2) Scheuermann’s disease.
Fiirgaard B, Agertoft A. Ugeskr Laeger 1990 Sep 24;152(39):2843-6
Scheuermann’s disease is most frequently diagnosed in patients between 13 and 17 years and is subdivided into high, long and low kyphoses. The symptoms consist of pain which may be aggravated by physical exertion. Pain is most frequent and most severe in the long and low kyphoses. The etiology and pathogenesis are not entirely elucidated but it is probable that there is a genetic component, that the condition is not unifactorial and that it may be due to weakness in the epiphyseal plates of the vertebrae.
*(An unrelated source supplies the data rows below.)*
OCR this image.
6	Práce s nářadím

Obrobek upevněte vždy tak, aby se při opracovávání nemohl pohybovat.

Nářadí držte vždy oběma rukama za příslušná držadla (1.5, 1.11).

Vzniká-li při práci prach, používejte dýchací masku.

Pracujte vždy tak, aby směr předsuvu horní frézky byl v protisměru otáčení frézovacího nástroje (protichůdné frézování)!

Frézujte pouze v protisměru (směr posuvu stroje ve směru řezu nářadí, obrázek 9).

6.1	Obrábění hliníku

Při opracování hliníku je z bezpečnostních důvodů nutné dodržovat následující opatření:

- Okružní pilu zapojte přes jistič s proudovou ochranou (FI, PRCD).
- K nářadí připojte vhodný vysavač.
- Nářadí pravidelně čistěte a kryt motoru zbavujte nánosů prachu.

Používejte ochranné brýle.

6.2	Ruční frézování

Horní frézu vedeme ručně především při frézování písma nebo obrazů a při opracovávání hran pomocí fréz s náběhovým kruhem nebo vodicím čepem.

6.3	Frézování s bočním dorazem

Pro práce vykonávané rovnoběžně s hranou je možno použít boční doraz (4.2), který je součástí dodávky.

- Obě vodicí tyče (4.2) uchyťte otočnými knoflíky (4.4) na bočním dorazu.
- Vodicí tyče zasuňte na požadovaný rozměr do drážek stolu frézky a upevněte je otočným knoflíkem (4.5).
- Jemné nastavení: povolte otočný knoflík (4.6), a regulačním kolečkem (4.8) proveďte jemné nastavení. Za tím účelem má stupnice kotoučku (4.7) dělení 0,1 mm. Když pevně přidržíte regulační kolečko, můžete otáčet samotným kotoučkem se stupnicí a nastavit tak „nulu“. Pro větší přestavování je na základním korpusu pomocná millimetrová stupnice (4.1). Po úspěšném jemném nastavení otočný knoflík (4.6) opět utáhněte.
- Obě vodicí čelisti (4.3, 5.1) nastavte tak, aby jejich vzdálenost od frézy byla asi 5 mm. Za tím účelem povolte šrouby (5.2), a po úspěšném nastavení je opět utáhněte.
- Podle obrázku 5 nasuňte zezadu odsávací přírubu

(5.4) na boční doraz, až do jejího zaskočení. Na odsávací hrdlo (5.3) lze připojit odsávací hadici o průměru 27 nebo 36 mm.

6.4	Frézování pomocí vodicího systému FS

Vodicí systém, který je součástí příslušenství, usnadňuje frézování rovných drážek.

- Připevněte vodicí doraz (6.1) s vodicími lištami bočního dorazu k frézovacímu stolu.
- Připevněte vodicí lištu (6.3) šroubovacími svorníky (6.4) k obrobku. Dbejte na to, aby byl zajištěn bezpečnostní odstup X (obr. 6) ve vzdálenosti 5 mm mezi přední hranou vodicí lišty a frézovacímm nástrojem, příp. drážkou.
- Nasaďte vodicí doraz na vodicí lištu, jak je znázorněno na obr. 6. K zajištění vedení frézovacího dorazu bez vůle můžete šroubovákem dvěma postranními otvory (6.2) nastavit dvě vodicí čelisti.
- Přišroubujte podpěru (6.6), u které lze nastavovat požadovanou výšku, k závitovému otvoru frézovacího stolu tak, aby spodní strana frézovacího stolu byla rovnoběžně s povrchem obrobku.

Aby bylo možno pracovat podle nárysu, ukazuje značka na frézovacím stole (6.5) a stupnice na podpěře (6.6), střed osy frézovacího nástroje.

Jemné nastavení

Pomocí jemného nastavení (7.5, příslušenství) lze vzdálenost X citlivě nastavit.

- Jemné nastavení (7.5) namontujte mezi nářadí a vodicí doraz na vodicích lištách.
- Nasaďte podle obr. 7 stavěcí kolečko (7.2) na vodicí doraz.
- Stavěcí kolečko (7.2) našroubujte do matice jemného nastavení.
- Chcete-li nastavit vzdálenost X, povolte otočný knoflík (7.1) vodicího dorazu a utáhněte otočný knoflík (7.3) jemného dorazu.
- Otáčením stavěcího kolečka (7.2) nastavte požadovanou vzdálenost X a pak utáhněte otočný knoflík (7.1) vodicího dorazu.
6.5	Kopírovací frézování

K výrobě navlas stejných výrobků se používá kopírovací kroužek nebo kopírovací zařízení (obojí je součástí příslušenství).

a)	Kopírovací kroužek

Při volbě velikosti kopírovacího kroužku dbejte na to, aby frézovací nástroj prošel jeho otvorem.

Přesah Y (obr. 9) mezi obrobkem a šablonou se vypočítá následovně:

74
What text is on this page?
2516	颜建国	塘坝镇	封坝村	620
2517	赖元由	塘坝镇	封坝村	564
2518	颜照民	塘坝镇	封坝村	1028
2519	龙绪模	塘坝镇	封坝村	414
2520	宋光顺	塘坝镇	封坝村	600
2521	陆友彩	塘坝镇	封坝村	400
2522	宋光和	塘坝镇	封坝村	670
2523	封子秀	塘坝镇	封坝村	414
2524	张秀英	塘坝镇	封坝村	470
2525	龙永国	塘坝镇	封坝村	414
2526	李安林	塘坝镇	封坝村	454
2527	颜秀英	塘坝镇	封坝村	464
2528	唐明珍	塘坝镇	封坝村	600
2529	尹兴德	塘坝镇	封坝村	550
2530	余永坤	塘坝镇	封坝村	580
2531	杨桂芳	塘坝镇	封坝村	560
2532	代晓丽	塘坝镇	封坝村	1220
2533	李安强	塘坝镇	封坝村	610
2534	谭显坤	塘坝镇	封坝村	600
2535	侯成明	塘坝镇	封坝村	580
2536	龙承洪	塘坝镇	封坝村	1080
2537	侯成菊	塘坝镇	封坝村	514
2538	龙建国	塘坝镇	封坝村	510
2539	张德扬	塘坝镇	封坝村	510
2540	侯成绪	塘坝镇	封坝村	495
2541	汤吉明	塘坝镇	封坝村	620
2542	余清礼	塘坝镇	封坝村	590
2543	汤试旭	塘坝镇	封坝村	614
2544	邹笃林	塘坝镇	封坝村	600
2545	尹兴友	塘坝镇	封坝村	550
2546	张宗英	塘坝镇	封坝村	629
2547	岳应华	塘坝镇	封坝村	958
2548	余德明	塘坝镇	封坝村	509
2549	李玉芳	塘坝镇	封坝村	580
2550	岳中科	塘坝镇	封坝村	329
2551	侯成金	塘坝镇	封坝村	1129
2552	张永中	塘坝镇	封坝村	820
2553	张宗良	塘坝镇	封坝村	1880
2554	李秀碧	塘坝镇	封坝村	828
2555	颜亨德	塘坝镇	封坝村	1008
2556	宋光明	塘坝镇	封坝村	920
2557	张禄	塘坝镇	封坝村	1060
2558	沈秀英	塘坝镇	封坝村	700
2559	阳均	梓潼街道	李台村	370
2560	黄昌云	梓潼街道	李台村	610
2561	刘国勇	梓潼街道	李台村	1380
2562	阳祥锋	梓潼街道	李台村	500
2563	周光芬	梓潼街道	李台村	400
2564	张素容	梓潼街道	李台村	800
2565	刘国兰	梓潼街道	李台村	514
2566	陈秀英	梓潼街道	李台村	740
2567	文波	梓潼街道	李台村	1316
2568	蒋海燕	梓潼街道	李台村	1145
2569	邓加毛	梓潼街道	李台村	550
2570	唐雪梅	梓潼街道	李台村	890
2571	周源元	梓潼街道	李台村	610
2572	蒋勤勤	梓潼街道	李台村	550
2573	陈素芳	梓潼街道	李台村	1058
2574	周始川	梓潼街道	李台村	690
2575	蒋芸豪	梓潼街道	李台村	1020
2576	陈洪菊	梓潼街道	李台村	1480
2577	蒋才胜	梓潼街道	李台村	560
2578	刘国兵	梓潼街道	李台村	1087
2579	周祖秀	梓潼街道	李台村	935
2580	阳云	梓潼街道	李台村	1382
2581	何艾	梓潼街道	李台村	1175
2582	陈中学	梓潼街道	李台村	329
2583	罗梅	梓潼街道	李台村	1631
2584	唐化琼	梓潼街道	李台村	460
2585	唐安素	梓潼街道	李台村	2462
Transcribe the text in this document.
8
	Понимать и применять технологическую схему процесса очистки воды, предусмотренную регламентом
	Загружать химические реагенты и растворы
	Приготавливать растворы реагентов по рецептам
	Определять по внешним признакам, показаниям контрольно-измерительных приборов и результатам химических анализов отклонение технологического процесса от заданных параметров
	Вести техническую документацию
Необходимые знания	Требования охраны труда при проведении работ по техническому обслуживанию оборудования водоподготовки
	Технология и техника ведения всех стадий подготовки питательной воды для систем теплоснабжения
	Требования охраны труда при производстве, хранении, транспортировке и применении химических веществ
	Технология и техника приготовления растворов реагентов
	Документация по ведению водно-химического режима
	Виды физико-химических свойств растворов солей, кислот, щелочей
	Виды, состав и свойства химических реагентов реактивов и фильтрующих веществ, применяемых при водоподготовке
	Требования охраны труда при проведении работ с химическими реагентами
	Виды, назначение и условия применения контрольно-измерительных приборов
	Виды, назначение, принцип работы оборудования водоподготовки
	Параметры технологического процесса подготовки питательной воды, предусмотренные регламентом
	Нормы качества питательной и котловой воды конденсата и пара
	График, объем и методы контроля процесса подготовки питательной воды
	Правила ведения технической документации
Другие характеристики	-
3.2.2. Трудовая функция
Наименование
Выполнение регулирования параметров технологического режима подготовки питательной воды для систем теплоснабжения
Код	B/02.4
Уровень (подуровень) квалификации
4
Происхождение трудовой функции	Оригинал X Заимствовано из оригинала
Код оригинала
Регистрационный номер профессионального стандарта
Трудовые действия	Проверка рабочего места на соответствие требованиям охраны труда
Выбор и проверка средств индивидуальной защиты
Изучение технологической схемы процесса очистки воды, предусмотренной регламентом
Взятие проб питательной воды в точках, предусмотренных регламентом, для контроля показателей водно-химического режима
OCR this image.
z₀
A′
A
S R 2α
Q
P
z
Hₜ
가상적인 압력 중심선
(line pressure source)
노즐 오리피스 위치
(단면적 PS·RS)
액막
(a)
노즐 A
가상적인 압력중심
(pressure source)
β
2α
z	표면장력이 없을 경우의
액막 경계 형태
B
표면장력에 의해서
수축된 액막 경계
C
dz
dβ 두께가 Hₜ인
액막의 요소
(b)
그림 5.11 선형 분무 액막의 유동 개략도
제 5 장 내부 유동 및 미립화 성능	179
Radiography reveals irregularities of the end-plates of the vertebrae, frequently with Schmorl’s impressions, narrowing of the intervertebral spaces, one or more wedge-shaped vertebral bodies and increased kyphosing. No effective symptomatic treatment is known but the patients should be advised about choice of career and work. In order to avoid hyperkyphosis and chronic pain, back and abdominal musculature must be strengthened and mobility in the spine improved. Gymnastics, swimming and cycling on stationary bicycles may be recommended but sports associated with jumping and marked stress for the spine must be warned against. In few and severe cases, treatment with a corset or operation may be necessary.